Een toelichtende nota bij het verdrag treft u eveneens hierbij aan.
De goedkeuring wordt alleen voor Nederland gevraagd.
Verdrag tussen het Koninkrijk der Nederlanden en de Republiek Bulgarije inzake de export van socialezekerheidsuitkeringen; Sofia, 9 februari 2005 (Trb. 2005, 83)
1.1. Wet beperking export uitkeringen
Op 1 januari 2000 zijn de Wet beperking export uitkeringen (Wet van 27 mei 1999, Stb. 250) en de Wijzigingswet beperking export uitkeringen (Wet van 22 december 1999, Stb. 594) in werking getreden. Op grond van deze wetten heeft de verzekerde geen recht op een socialeverzekeringsuitkering gedurende de periode dat hij, of degene ten behoeve van wie de uitkering wordt verstrekt, niet in Nederland woont. Deze exportbeperking geldt niet, indien de betrokkene woont in een land waarin op grond van een verdrag of een besluit van een volkenrechtelijke organisatie recht op uitkering kan bestaan.

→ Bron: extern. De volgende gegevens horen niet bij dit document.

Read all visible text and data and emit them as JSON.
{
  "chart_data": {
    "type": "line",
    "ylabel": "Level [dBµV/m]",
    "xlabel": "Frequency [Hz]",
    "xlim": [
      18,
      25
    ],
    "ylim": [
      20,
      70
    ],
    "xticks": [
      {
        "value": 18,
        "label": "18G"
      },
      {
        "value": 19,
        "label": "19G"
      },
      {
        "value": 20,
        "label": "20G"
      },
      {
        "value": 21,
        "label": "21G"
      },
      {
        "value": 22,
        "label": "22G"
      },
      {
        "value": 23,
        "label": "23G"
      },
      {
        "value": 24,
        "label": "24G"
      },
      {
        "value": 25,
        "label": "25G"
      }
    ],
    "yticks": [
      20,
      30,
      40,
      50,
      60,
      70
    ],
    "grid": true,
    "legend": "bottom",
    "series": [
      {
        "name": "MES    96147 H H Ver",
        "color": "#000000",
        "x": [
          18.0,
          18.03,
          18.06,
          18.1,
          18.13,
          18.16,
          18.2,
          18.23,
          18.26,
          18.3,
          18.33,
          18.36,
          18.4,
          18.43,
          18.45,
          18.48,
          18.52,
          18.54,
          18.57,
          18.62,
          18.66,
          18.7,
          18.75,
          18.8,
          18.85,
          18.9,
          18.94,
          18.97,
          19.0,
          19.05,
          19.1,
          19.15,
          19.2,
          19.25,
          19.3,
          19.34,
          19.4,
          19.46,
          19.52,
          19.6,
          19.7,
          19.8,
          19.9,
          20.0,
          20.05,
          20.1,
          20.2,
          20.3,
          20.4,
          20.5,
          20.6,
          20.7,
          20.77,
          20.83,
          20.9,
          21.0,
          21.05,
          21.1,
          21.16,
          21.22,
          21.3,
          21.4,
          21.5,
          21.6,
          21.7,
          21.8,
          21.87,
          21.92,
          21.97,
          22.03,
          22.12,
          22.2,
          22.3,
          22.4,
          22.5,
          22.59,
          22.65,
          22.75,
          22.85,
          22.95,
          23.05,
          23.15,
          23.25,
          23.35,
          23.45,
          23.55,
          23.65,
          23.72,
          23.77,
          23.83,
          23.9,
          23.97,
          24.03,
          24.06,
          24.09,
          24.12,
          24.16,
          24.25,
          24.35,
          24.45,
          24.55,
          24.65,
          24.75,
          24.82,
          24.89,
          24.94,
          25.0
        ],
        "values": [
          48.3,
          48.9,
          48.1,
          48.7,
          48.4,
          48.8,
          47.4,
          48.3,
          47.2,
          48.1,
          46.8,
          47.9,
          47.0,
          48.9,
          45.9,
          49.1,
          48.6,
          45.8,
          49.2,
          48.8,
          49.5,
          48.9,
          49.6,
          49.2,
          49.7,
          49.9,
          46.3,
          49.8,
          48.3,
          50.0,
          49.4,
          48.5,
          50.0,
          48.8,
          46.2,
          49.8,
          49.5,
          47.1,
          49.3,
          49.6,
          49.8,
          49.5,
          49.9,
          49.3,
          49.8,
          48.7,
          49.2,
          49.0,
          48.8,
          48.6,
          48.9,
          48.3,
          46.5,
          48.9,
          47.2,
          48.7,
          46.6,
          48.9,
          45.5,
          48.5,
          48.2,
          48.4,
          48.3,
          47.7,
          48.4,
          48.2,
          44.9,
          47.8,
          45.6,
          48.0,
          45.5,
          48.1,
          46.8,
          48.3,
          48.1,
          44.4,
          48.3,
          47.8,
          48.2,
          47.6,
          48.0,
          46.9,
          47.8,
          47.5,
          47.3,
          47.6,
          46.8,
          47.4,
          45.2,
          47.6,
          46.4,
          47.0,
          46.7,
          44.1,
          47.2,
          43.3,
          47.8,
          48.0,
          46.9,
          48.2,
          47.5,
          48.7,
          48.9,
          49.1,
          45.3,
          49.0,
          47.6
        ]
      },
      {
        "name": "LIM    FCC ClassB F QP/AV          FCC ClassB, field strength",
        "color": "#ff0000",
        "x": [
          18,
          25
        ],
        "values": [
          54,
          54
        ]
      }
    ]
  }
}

Achtergrond van deze wetgeving is de omstandigheid dat de rechtmatigheid van de socialeverzekeringsuitkeringen die over de grens worden verstrekt, niet afdoende kan worden gewaarborgd. De uitvoeringsorganen beschikken dikwijls niet over de mogelijkheden om buiten Nederland de voor de uitvoering van de sociale verzekeringen noodzakelijke verificaties en controles te verrichten zoals die ook in Nederland plaatsvinden. Het doel van de Wet beperking export uitkeringen is om de rechtmatigheid van de uitkeringen te verbeteren door de handhaafbaarheid van de socialeverzekeringswetten over de grens te versterken. Het middel hiertoe is om met de landen waar Nederlandse uitkeringen worden betaald, bij verdrag afspraken te maken die ten aanzien van dat land de handhaafbaarheid van de socialeverzekeringswetten, en daardoor de rechtmatigheid van de uitkeringen, verbeteren. Hiertoe behoren tevens afspraken die de terugvordering van onverschuldigd betaalde uitkeringen vergemakkelijken.
Het verdrag met Bulgarije voorziet in de handhavingsafspraken die noodzakelijk zijn in het licht van de Wet beperking export uitkeringen. Deze afspraken zijn erop gericht om verificatie en controle mogelijk te maken ten aanzien van de volgende aspecten die van belang zijn voor de uitvoering van de socialeverzekeringswetten:
• identiteit;
• in leven zijn;
• leefvorm;
• inkomen van de betrokkene;
• inkomen van de partner;
• samenloop van uitkeringen;
• arbeidsongeschiktheid;
• bestaan/leeftijd/inkomen/onderwijs van het kind;
• detentie.
Daarnaast is afgesproken dat wederzijds de voor tenuitvoerlegging vatbare beslissingen van de uitvoeringsorganen inzake de terugvordering van onverschuldigd betaalde uitkeringen en de invordering van verschuldigde premies, alsmede opgelegde boeten en maatregelen, worden erkend. Het verdrag verschaft derhalve een executoriale titel voor tenuitvoerlegging van deze beslissingen en uitspraken in beide landen. Gelet op de hiervoor aangeduide handhavingsafspraken wordt op grond van het verdrag de exportbeperking ten aanzien van Bulgarije opgeheven.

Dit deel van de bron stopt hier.